The Ethics of Foraging

Like many in New England, I live in a place that once contained an apple orchard. The land has long since been divided up, but the old apple trees persist on bearing fruit, much of which, when the season comes, goes unharvested. Some view the resulting apple drop as a nuisance, I can’t help but see it as food going to waste. A recent New York Times article gave rise to a lively debate (see their comments section) over the ethics of foraging food on the property of others:

At Vacant Homes, Foraging for Fruit

As she does every evening, Kelly Callahan walked her dogs through her East Atlanta neighborhood. As in many communities in a city with the 16th-highest foreclosure rate in the nation, there were plenty of empty, bank-owned properties for sale.

She noticed something else. Those forlorn yards were peppered with overgrown gardens and big fruit trees, all bulging with the kind of bounty that comes from the high heat and afternoon thunderstorms that have defined Atlanta’s summer.

So she began picking. First, there was a load of figs, which she intends to make into jam for a cafe that feeds homeless people. Then, for herself, she got five pounds of tomatoes, two kinds of squash and — the real prize — a Sugar Baby watermelon.

“I don’t think of it as stealing,” she said. “These things were planted by a person who was going to harvest them. That person no longer has the ability to. It’s not like the bank people who sit in their offices are going to come out here and pick figs.” Read more…

Upon further research, I learned that foragers, whether urban or wild, abide by a code of ethics. Most seemed in agreement that foraging without permission is considered stealing, except in survival situations. From Urban Edibles:

Asking Permission

Always ask permission before you pick no matter where the trees or bushes are located. Not everyone is alright with their neighbors picking from their sidewalk plot. However, many fruit-producing trees and herbaceous species are readily available on public land. It’s not always easy to tell which is which. Part of being a thoughtful community member is in respecting both private and public terrain. The Urban Edibles wild food source database is designed as a resource for potential harvesting locations (i.e. areas with an abundance of fallen fruit).
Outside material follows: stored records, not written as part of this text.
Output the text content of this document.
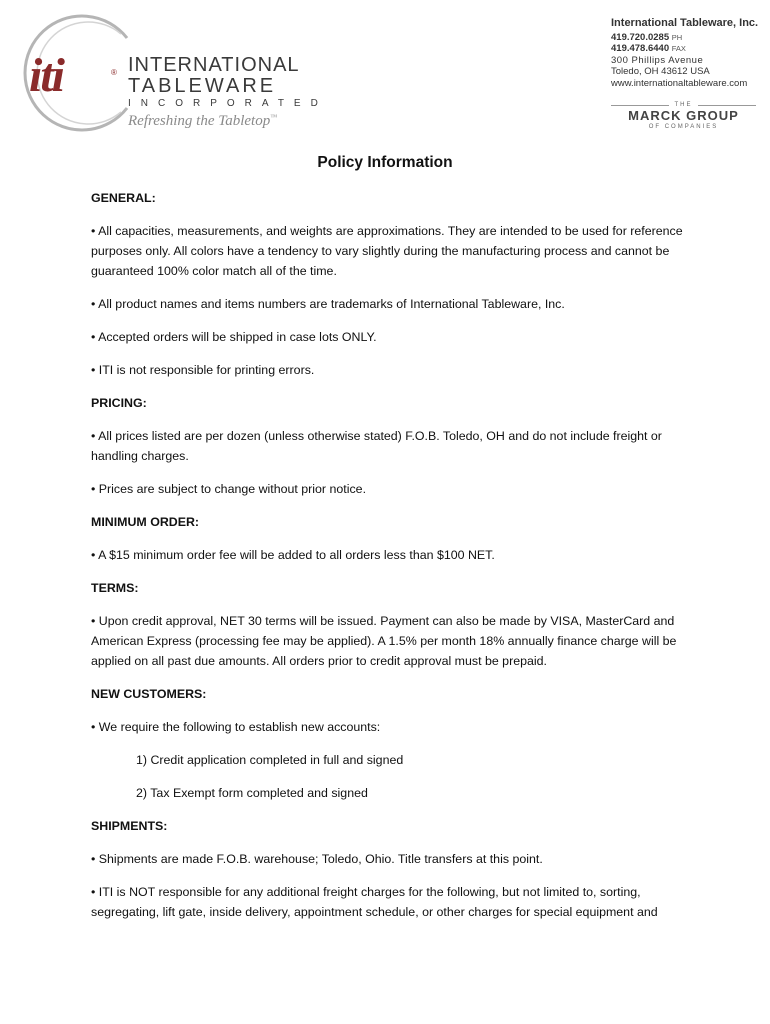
iti	® INTERNATIONAL
TABLEWARE
INCORPORATED
Refreshing the Tabletop™
International Tableware, Inc.
419.720.0285 PH
419.478.6440 FAX
300 Phillips Avenue
Toledo, OH 43612 USA
www.internationaltableware.com
THE
MARCK GROUP
OF COMPANIES
Policy Information
GENERAL:

• All capacities, measurements, and weights are approximations. They are intended to be used for reference purposes only. All colors have a tendency to vary slightly during the manufacturing process and cannot be guaranteed 100% color match all of the time.

• All product names and items numbers are trademarks of International Tableware, Inc.

• Accepted orders will be shipped in case lots ONLY.

• ITI is not responsible for printing errors.

PRICING:

• All prices listed are per dozen (unless otherwise stated) F.O.B. Toledo, OH and do not include freight or handling charges.

• Prices are subject to change without prior notice.

MINIMUM ORDER:

• A $15 minimum order fee will be added to all orders less than $100 NET.

TERMS:

• Upon credit approval, NET 30 terms will be issued. Payment can also be made by VISA, MasterCard and American Express (processing fee may be applied). A 1.5% per month 18% annually finance charge will be applied on all past due amounts. All orders prior to credit approval must be prepaid.

NEW CUSTOMERS:

• We require the following to establish new accounts:

1) Credit application completed in full and signed

2) Tax Exempt form completed and signed

SHIPMENTS:

• Shipments are made F.O.B. warehouse; Toledo, Ohio. Title transfers at this point.

• ITI is NOT responsible for any additional freight charges for the following, but not limited to, sorting, segregating, lift gate, inside delivery, appointment schedule, or other charges for special equipment and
We do not condone unsanctioned harvesting practices or trespassing. Consistently asking permission to harvest wild foods ensures lawful conduct. It also promotes face-to-face dialog between you and your neighbors. We believe that building this kind of wild food network helps connect us to one another as well as our urban habitat. It makes our communities that much healthier!

Luckily for us, our neighbors are easy to approach and we’re hoping this year’s collection of community apples results in some fine apple cider for all!